Reading literature and talking with wolf and lynx researchers, it becomes evident that interference between the two species is actually poorly studied. Some mammalogists tend to assume that wolves suppress the lynx population. Some even suggest details of the aggressive behaviour of wolves towards lynxes: strong wolf packs attack lynx family groups and kill kits during lynx mating season when the kits stay alone or disperse. Seemingly, such stories are only speculative beliefs and ideas.
During vast amounts of time in the wild and a lot of field studies on wolves and lynxes in Belarus only lynxes killed by lynxes (males killed by other males and kits killed by males) were found. We never found any lynx (kits or adult) killed by wolves.
In contrast, we found several wolf pups of various age and pregnant wolves killed by lynx:
- 8 wolf pups of 2-11 months old and 2 heavily pregnant female wolves that were killed by lynxes (1997-2015, Naliboki Forest and Paazierre Forest);
- one more pregnant female wolf was killed by either lynx or wolf (more likely to say that lynx, Naliboki Forest, May 2017);
- at least, two wolf litters up two one month old were killed by lynxes (Naliboki Forest, April-May, 2016 and 2017),
- two more litters – very plausible;
- one wolf litter of 2-3 months old and their small mother were very plausibly killed by lynx (Naliboki Forest, June-July 2016);
- adult male wolf plausibly died being wounded after a fight with a male lynx (Naliboki Forest, April 2017).
My point of view is clear: at least, in Belarus, lynxes, first of all, adult males suppress wolf reproduction, by frequently killing of pups and pregnant females. This, in turn, affects the wolf population dynamic, sometimes, quite heavily. Nowadays, I and my collaborators from Wild Naliboki have enough proofs to confirm that.
Below you will find some photo-material on the interference between wolves and lynxes in Nalibiki Forest in Belarus suggesting the leading role of lynxes in the interspecific interference.
Wolf parents at burrow-den with pups inside and the visit of male lynx into the den. Afterwards, the wolf couple has lost the pups. There is snow on the photos with lynx, as it was snowing in the morning of that day in May.

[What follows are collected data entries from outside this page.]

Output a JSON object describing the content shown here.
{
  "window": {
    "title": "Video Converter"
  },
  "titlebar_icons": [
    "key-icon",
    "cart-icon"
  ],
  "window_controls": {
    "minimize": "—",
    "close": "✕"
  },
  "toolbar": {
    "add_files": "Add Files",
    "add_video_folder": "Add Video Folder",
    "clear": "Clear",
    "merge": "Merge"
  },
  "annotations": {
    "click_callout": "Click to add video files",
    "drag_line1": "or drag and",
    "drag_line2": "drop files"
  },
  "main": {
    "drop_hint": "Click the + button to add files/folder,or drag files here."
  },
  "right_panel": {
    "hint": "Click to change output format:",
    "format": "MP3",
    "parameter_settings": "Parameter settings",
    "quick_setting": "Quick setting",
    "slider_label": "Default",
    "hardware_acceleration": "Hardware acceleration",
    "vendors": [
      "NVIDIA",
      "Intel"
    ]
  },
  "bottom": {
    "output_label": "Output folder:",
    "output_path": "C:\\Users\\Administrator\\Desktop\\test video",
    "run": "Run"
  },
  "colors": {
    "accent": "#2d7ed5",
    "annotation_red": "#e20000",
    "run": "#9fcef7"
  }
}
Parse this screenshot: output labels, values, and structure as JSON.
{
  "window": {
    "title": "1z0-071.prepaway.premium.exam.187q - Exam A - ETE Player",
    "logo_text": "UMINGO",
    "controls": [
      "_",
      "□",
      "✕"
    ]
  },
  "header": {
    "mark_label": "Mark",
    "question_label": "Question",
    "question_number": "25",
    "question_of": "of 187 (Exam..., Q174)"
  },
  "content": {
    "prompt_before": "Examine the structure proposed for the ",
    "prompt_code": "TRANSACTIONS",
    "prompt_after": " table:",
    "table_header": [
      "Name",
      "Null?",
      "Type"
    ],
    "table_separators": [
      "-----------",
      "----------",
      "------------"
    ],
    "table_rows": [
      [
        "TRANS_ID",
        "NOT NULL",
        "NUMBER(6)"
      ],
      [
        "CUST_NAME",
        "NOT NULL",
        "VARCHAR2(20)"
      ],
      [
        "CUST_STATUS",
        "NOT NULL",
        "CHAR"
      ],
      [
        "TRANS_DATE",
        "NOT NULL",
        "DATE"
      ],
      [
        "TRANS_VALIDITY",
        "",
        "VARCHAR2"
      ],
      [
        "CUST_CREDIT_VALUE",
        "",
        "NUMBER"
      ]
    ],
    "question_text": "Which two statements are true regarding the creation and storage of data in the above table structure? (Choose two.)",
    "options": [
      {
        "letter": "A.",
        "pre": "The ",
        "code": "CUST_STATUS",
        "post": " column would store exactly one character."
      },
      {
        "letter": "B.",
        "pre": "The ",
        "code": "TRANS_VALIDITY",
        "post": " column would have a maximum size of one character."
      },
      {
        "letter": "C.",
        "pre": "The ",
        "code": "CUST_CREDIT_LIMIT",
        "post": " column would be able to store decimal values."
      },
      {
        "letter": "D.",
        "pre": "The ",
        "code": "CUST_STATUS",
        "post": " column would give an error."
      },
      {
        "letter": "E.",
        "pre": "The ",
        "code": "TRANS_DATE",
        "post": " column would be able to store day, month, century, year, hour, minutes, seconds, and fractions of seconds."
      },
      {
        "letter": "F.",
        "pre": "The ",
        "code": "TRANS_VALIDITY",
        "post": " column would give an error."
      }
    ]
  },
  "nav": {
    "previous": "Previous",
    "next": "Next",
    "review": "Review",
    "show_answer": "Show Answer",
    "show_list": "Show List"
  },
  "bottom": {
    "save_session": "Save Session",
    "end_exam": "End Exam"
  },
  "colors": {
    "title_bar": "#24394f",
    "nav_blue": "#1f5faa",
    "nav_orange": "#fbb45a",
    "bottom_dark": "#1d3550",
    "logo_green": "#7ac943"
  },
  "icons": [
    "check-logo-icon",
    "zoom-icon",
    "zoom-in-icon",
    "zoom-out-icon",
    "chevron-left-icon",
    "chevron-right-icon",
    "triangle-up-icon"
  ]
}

Encounter and fight between an adult male lynx and an adult male wolf. The fight took place at an important marking point and grooming place of the male lynx on an abandoned forest road. The lynx won and plausibly the wolf died afterwards from his wounds.
Lynx visits to the active wolf burrow-den.
An example of wolf response to lynx odour. A pack of four wolves approaching a dead tree, where female and male lynxes had marked previously by urinating. Two of the pack members cautiously inspected the tree with their ears flat, a clear sign of fear and/or subordination.
Many people find it hard to believe that lynxes can kill healthy wolves. Indeed, even a large adult male lynx would expose itself to serious risk of being killed if it tried to fight with a wolf pack. In fact, a lynx will never attack a wolf pack.
However, wolves are not always in packs. They live in packs in the cold season (from late september untill mid-april) and even then many wolves walk around alone. In the warm season (from mid-april untill late September) wolves walking alone are more common then wolves living in small groups.
Just before denning and 10-20 days after parturition the parent wolves are alone most of the time: the mother is at the den, the father forages. Female wolves in the last decades of pregnancy are clumsy, and when their males are foraging they are very vulnerable.
The majority of yearlings that are chased away from the new denning site by their parents walk alone, even if there are several of them.
Pups of the year are another category of vulnerable wolves. They stay alone from the age of 15-20 days until they start to move with the parents (i.e. from mid-May until mid-September). During these months wolf pups can easily be killed by lynxes.
Moreover, we got convinced that an adult lynx – especially a big male – can win a fight from any lone wolf. We photo-documented a fight between a not very big and quite old male lynx (older than 8 years) and a (not small) adult male wolf. The lynx threw the wolf on its back, attacking it’s belly. Obviously the lynx won the fight and most likely the wolf died from his injuries. Before the fight we photographed this easily recognizable wolf frequently, a few hours after the fight the clearly wounded wolf was photographed one more last time.
So, by near consideration lynxes have plenty of opportunities to kill wolves.